Section 529 refers to that section of the U.S. Internal Revenue Code.

Parents can put away $55,000 each year ($100,000 if married filing jointly) into a special account for each child, up to a maximum of $240,000 per child. Parents retain control of how the contributions are invested until the child finishes college or the account is terminated.

The account must be set up separately from other assets. Accounts can be set up with major brokerage houses and most large banks. If the parents have a good sense of where the child will go to college, then the college can be contacted for guidance and direction ahead of time.

The income from the investments accumulate tax-free, and all distributions from the accounts used for tuition and other allowed college expenses are also tax free.

Distributions from Section 529 plans can be used for tuition, books, fees, supplies, and for full-time students, room and board.

The amounts transferred into a Section 529 account are excluded from the parent’s taxable estate, and thus transfers are non-taxable gifts to the child.

Practically every college in the United States participates in the Section 529 program, and thus any paperwork with any specific college can be completed without too much complication.

If the Section 529 monies wind up not being used, the earnings then become taxable and may be subject to penalties.

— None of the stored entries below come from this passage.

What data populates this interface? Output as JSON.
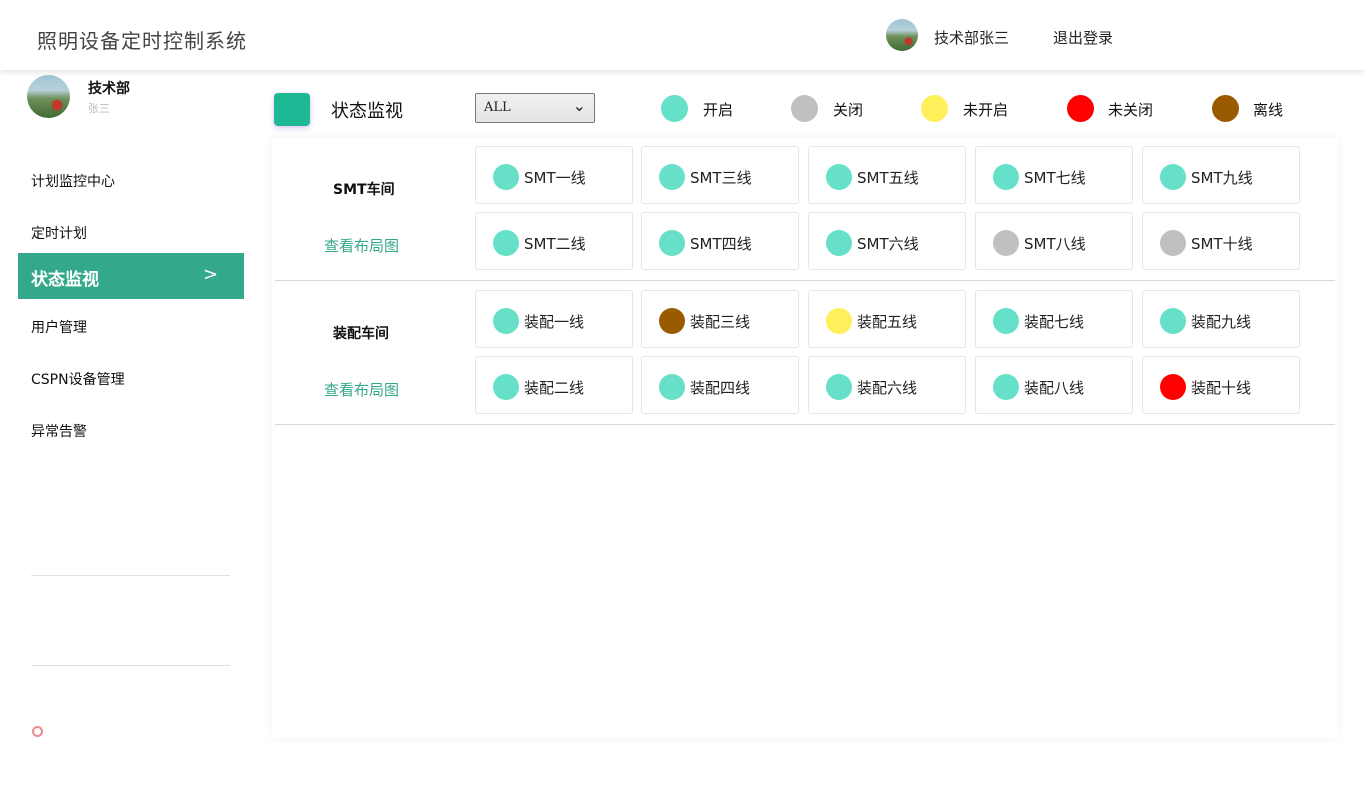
{
  "header": {
    "title": "照明设备定时控制系统",
    "user": "技术部张三",
    "logout": "退出登录"
  },
  "sidebar": {
    "dept": "技术部",
    "name": "张三",
    "items": [
      {
        "label": "计划监控中心"
      },
      {
        "label": "定时计划"
      },
      {
        "label": "状态监视"
      },
      {
        "label": "用户管理"
      },
      {
        "label": "CSPN设备管理"
      },
      {
        "label": "异常告警"
      }
    ],
    "active_chevron": ">"
  },
  "toolbar": {
    "title": "状态监视",
    "filter_value": "ALL",
    "legend": [
      {
        "label": "开启",
        "color": "#66e0c8"
      },
      {
        "label": "关闭",
        "color": "#c0c0c0"
      },
      {
        "label": "未开启",
        "color": "#ffef5a"
      },
      {
        "label": "未关闭",
        "color": "#ff0000"
      },
      {
        "label": "离线",
        "color": "#9a5b00"
      }
    ]
  },
  "workshops": [
    {
      "name": "SMT车间",
      "link": "查看布局图",
      "lines": [
        {
          "name": "SMT一线",
          "status": "on"
        },
        {
          "name": "SMT三线",
          "status": "on"
        },
        {
          "name": "SMT五线",
          "status": "on"
        },
        {
          "name": "SMT七线",
          "status": "on"
        },
        {
          "name": "SMT九线",
          "status": "on"
        },
        {
          "name": "SMT二线",
          "status": "on"
        },
        {
          "name": "SMT四线",
          "status": "on"
        },
        {
          "name": "SMT六线",
          "status": "on"
        },
        {
          "name": "SMT八线",
          "status": "off"
        },
        {
          "name": "SMT十线",
          "status": "off"
        }
      ]
    },
    {
      "name": "装配车间",
      "link": "查看布局图",
      "lines": [
        {
          "name": "装配一线",
          "status": "on"
        },
        {
          "name": "装配三线",
          "status": "offline"
        },
        {
          "name": "装配五线",
          "status": "not-on"
        },
        {
          "name": "装配七线",
          "status": "on"
        },
        {
          "name": "装配九线",
          "status": "on"
        },
        {
          "name": "装配二线",
          "status": "on"
        },
        {
          "name": "装配四线",
          "status": "on"
        },
        {
          "name": "装配六线",
          "status": "on"
        },
        {
          "name": "装配八线",
          "status": "on"
        },
        {
          "name": "装配十线",
          "status": "not-off"
        }
      ]
    }
  ],
  "status_colors": {
    "on": "#66e0c8",
    "off": "#c0c0c0",
    "not-on": "#ffef5a",
    "not-off": "#ff0000",
    "offline": "#9a5b00"
  }
}
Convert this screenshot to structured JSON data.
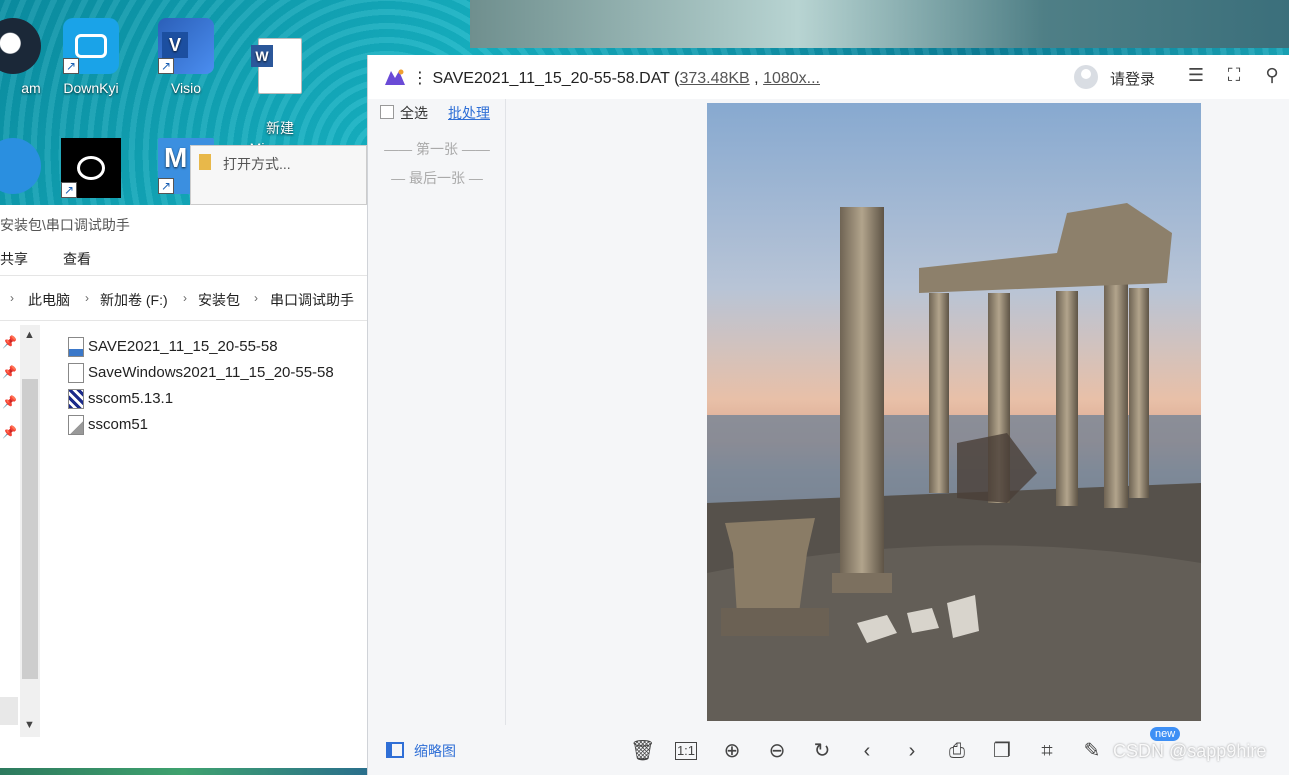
{
  "desktop": {
    "icons": [
      {
        "label": "am"
      },
      {
        "label": "DownKyi"
      },
      {
        "label": "Visio"
      },
      {
        "label": "新建\nMicroso..."
      }
    ]
  },
  "explorer": {
    "path_title": "安装包\\串口调试助手",
    "ribbon": {
      "share": "共享",
      "view": "查看"
    },
    "breadcrumb": [
      "此电脑",
      "新加卷 (F:)",
      "安装包",
      "串口调试助手"
    ],
    "files": [
      {
        "name": "SAVE2021_11_15_20-55-58"
      },
      {
        "name": "SaveWindows2021_11_15_20-55-58"
      },
      {
        "name": "sscom5.13.1"
      },
      {
        "name": "sscom51"
      }
    ]
  },
  "open_dialog": {
    "title": "打开方式..."
  },
  "viewer": {
    "title_prefix": "⋮ SAVE2021_11_15_20-55-58.DAT (",
    "size": "373.48KB",
    "sep": " , ",
    "dims": "1080x...",
    "login": "请登录",
    "select_all": "全选",
    "batch": "批处理",
    "first": "—— 第一张 ——",
    "last": "— 最后一张 —",
    "thumbnails": "缩略图",
    "new_badge": "new",
    "watermark": "CSDN @sapp9hire",
    "colors": {
      "accent": "#2f6fd6",
      "logo": "#6a4ad6"
    }
  }
}
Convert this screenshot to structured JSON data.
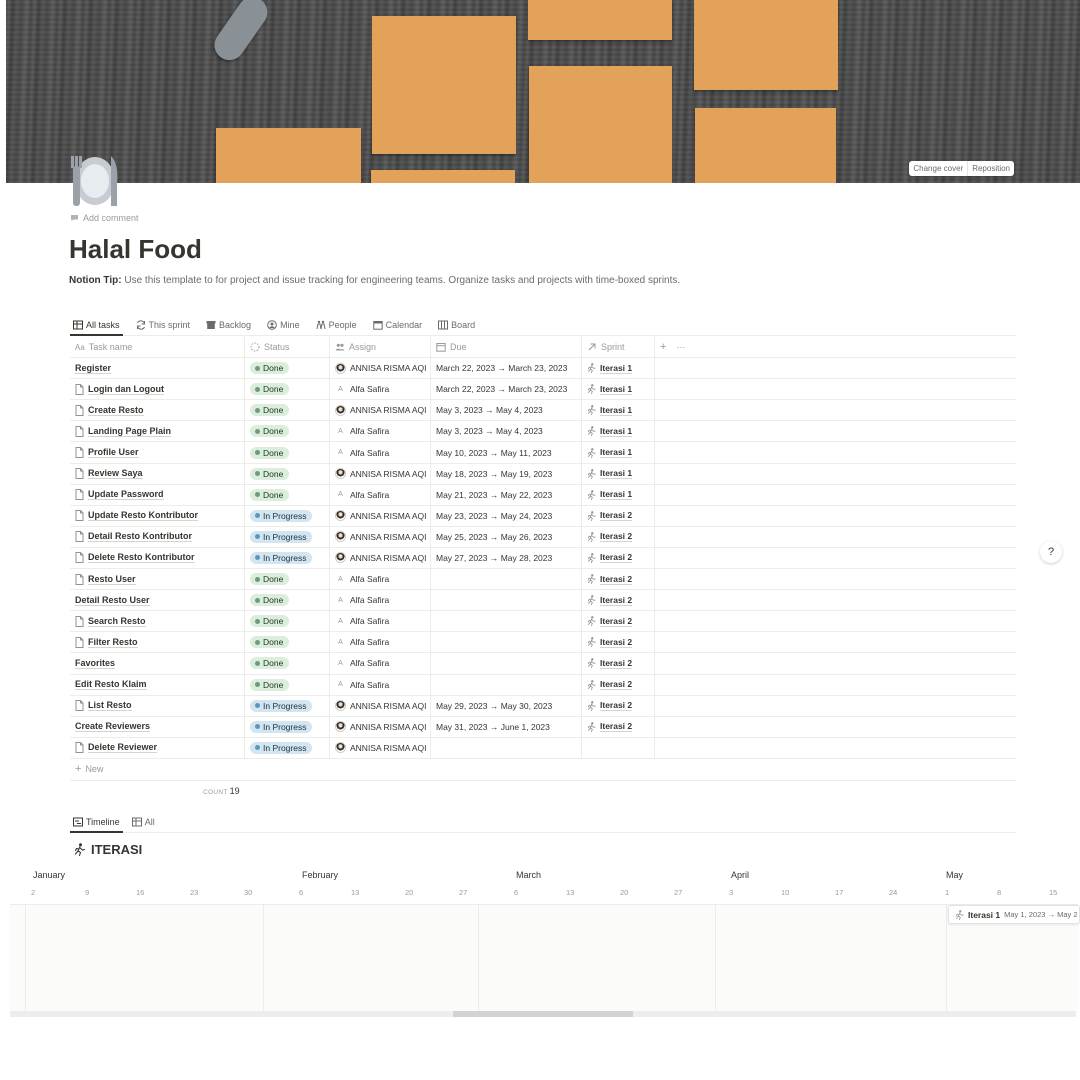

Contributions are not limited to parents – grandparents can also contribute.

Section 529 beneficiaries can be changed. If first child decides that college isn’t for him, then the account can be transferred over to the next oldest child, and so on. The accounts can even be transferred to cousins (this would most likely be the case if a grandparent originally contributed to the account).

The assets accumulated in a Section 529 account might be factored into a school’s financial aid equation, which may reduce the amount of aid the child may otherwise receive.

Certain states have limits on how the contributions can be invested, which may restrict or lessen the return on investment.

Federal tax laws governing the establishment and administration of Section 529 plans are set to expire in 2010, but could be extended or made permanent before that time.